Figure 2. Distribution of baseline leucocyte relative telomere length in the Bruneck Study according to different disease states (1995, n = 684).

Abbreviations: RTL, relative telomere length; T2DM, type 2 diabetes mellitus. There were 390 participants with normoglycaemia, 216 participants with impaired fasting glucose, and 78 participants with a clinical diagnosis of T2DM.

Figure 3. Association of leucocyte relative telomere length an risk of type 2 diabetes mellitus in the Bruneck Study (n = 606, 44 events over follow-up 1995–2010).

Cox models were adjusted for age, sex, body mass index, smoking, socio-economic status, physical activity, alcohol consumption, high density lipoprotein cholesterol, log high-sensitivity C-reactive protein, and waist-hip ratio. Abbreviations: CI, confidence interval; HR, hazard ratio; RTL, relative telomere length; T2DM, type 2 diabetes mellitus.

Figure 4. Study flow diagram of the literature-based meta-analysis.

The figure is based on the 2009 PRISMA flow diagram template (available from http://www.prisma-statement.org/statement.htm).

Figure 5. Description and meta-analysis of published data from three prospective cohort studies on the association of short telomeres and risk of type 2 diabetes mellitus.

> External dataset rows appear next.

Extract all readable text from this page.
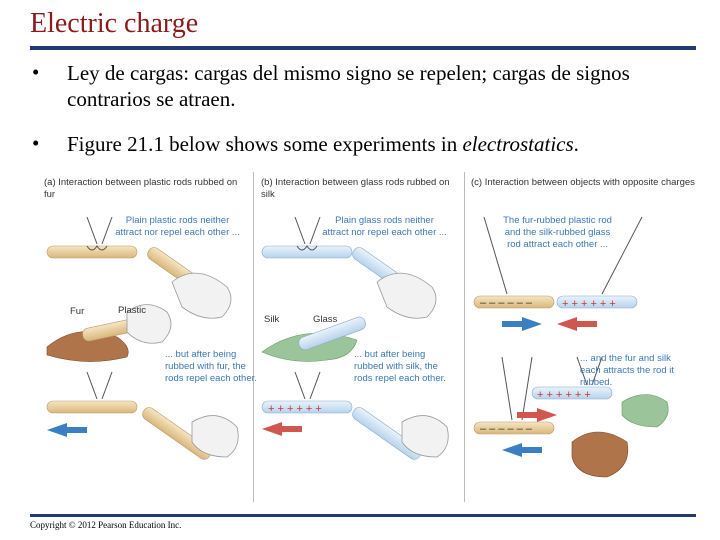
Electric charge
• Ley de cargas: cargas del mismo signo se repelen; cargas de signos contrarios se atraen.
• Figure 21.1 below shows some experiments in electrostatics.
+ + + + + +
– – – – – –	+ + + + + +
– – – – – –
+ + + + + +
(a) Interaction between plastic rods rubbed on fur
Plain plastic rods neither attract nor repel each other ...
Fur	Plastic
... but after being rubbed with fur, the rods repel each other.
(b) Interaction between glass rods rubbed on silk
Plain glass rods neither attract nor repel each other ...
Silk	Glass
... but after being rubbed with silk, the rods repel each other.
(c) Interaction between objects with opposite charges
The fur-rubbed plastic rod and the silk-rubbed glass rod attract each other ...
... and the fur and silk each attracts the rod it rubbed.
Copyright © 2012 Pearson Education Inc.
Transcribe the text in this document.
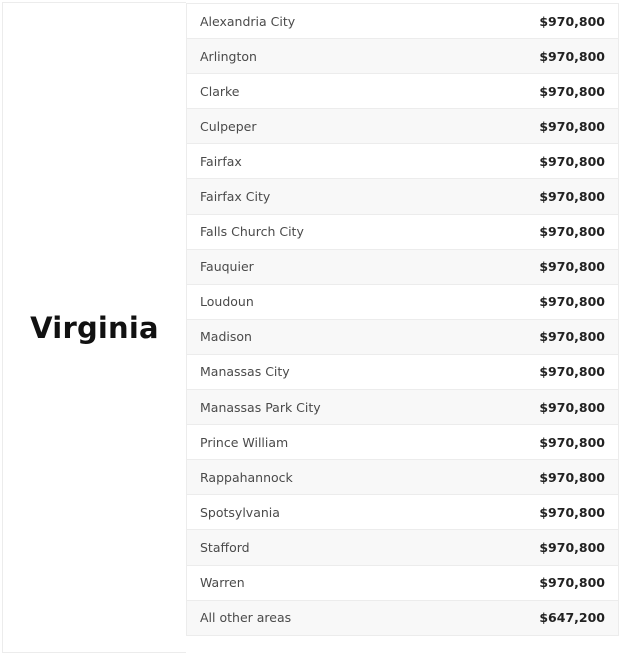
Virginia
Alexandria City	$970,800
Arlington	$970,800
Clarke	$970,800
Culpeper	$970,800
Fairfax	$970,800
Fairfax City	$970,800
Falls Church City	$970,800
Fauquier	$970,800
Loudoun	$970,800
Madison	$970,800
Manassas City	$970,800
Manassas Park City	$970,800
Prince William	$970,800
Rappahannock	$970,800
Spotsylvania	$970,800
Stafford	$970,800
Warren	$970,800
All other areas	$647,200
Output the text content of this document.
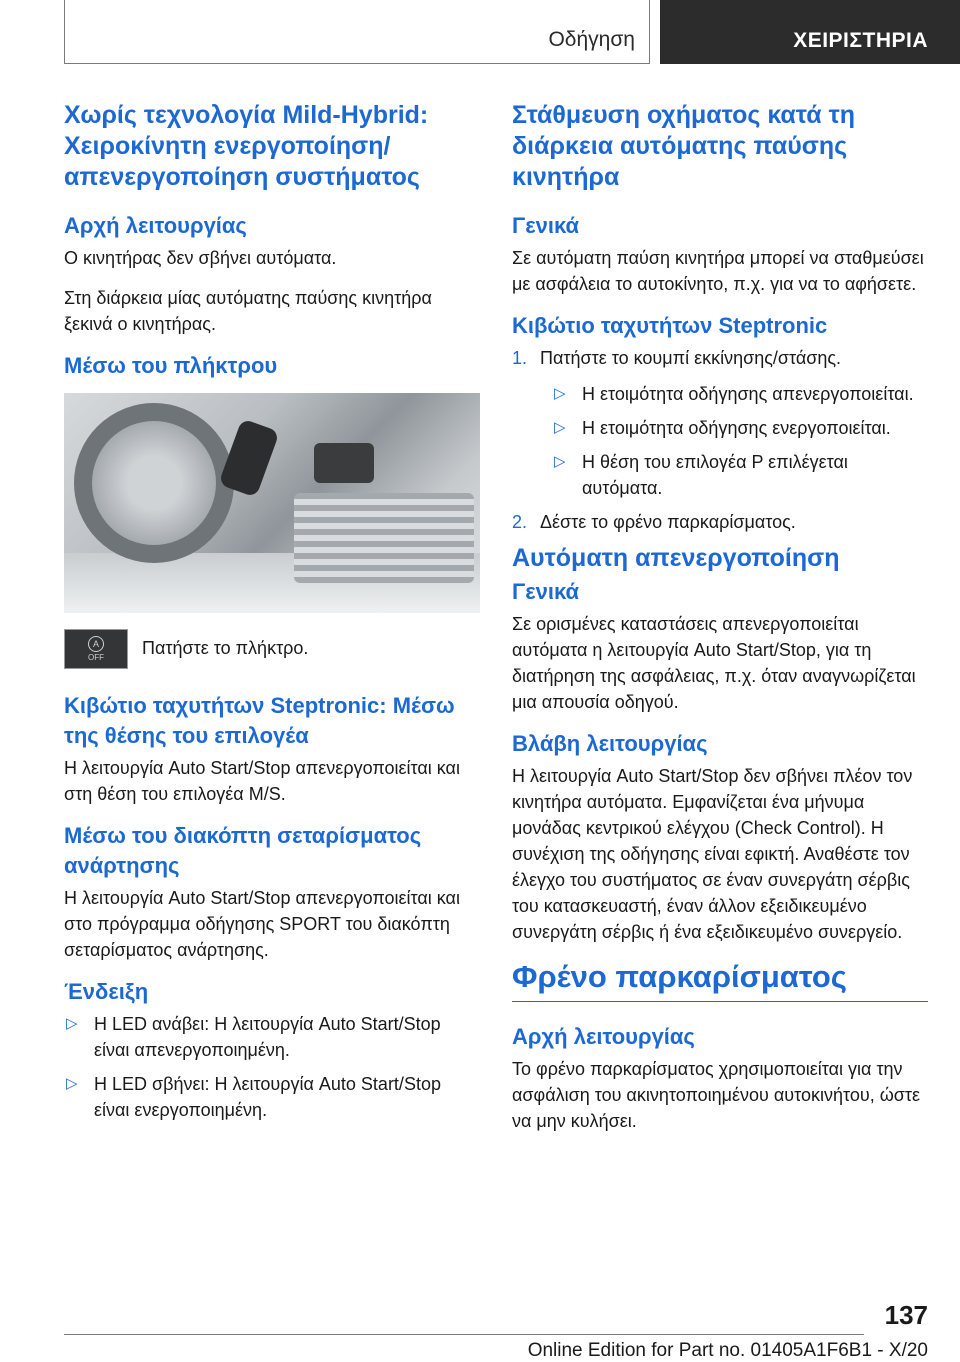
Οδήγηση	ΧΕΙΡΙΣΤΗΡΙΑ
Χωρίς τεχνολογία Mild-Hybrid: Χειροκίνητη ενεργοποίηση/απενεργοποίηση συστήματος
Αρχή λειτουργίας

Ο κινητήρας δεν σβήνει αυτόματα.

Στη διάρκεια μίας αυτόματης παύσης κινητήρα ξεκινά ο κινητήρας.

Μέσω του πλήκτρου
A
OFF Πατήστε το πλήκτρο.

Κιβώτιο ταχυτήτων Steptronic: Μέσω της θέσης του επιλογέα

Η λειτουργία Auto Start/Stop απενεργοποιείται και στη θέση του επιλογέα M/S.

Μέσω του διακόπτη σεταρίσματος ανάρτησης

Η λειτουργία Auto Start/Stop απενεργοποιείται και στο πρόγραμμα οδήγησης SPORT του διακόπτη σεταρίσματος ανάρτησης.

Ένδειξη
▷ Η LED ανάβει: Η λειτουργία Auto Start/Stop είναι απενεργοποιημένη.
▷ Η LED σβήνει: Η λειτουργία Auto Start/Stop είναι ενεργοποιημένη.
Στάθμευση οχήματος κατά τη διάρκεια αυτόματης παύσης κινητήρα
Γενικά

Σε αυτόματη παύση κινητήρα μπορεί να σταθμεύσει με ασφάλεια το αυτοκίνητο, π.χ. για να το αφήσετε.

Κιβώτιο ταχυτήτων Steptronic
1. Πατήστε το κουμπί εκκίνησης/στάσης.
▷ Η ετοιμότητα οδήγησης απενεργοποιείται.
▷ Η ετοιμότητα οδήγησης ενεργοποιείται.
▷ Η θέση του επιλογέα P επιλέγεται αυτόματα.
2. Δέστε το φρένο παρκαρίσματος.
Αυτόματη απενεργοποίηση
Γενικά

Σε ορισμένες καταστάσεις απενεργοποιείται αυτόματα η λειτουργία Auto Start/Stop, για τη διατήρηση της ασφάλειας, π.χ. όταν αναγνωρίζεται μια απουσία οδηγού.

Βλάβη λειτουργίας

Η λειτουργία Auto Start/Stop δεν σβήνει πλέον τον κινητήρα αυτόματα. Εμφανίζεται ένα μήνυμα μονάδας κεντρικού ελέγχου (Check Control). Η συνέχιση της οδήγησης είναι εφικτή. Αναθέστε τον έλεγχο του συστήματος σε έναν συνεργάτη σέρβις του κατασκευαστή, έναν άλλον εξειδικευμένο συνεργάτη σέρβις ή ένα εξειδικευμένο συνεργείο.

Φρένο παρκαρίσματος
Αρχή λειτουργίας

Το φρένο παρκαρίσματος χρησιμοποιείται για την ασφάλιση του ακινητοποιημένου αυτοκινήτου, ώστε να μην κυλήσει.

137
Online Edition for Part no. 01405A1F6B1 - X/20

Published relative risks were pooled by random-effects meta-analysis. In the Bruneck Study and the Strong Heart Family Study, type 2 diabetes was defined according to the 1997 American Diabetes Association criteria. In the WHI Observational Study, diabetes was defined based on self-report and hospitalisation for type 2 diabetes. All three studies measured telomere length with a quantitative polymerase chain reaction technique. *Reported relative risks were additionally adjusted for two variables in the Bruneck Study (HDL cholesterol and log hsCRP), three variables in the Strong Heart Family Study (age², fasting glucose, total triglycerides), and three variables in the Women's Health Initiative Observational Study (date of blood collection, clinical centre, hormone therapy). †Max. ‡Mean. $The Women's Health Initiative Observational Study involved postmenopausal women who proved to be ineligible or unwilling to be randomised as part of the Women's Health Initiative Clinical Trial. Abbreviations: CI, confidence interval; NOS, Newcastle-Ottawa Scale for assessing the quality of nonrandomised studies in meta-analyses; T2DM, type 2 diabetes mellitus; WHI, Women's Health Initiative.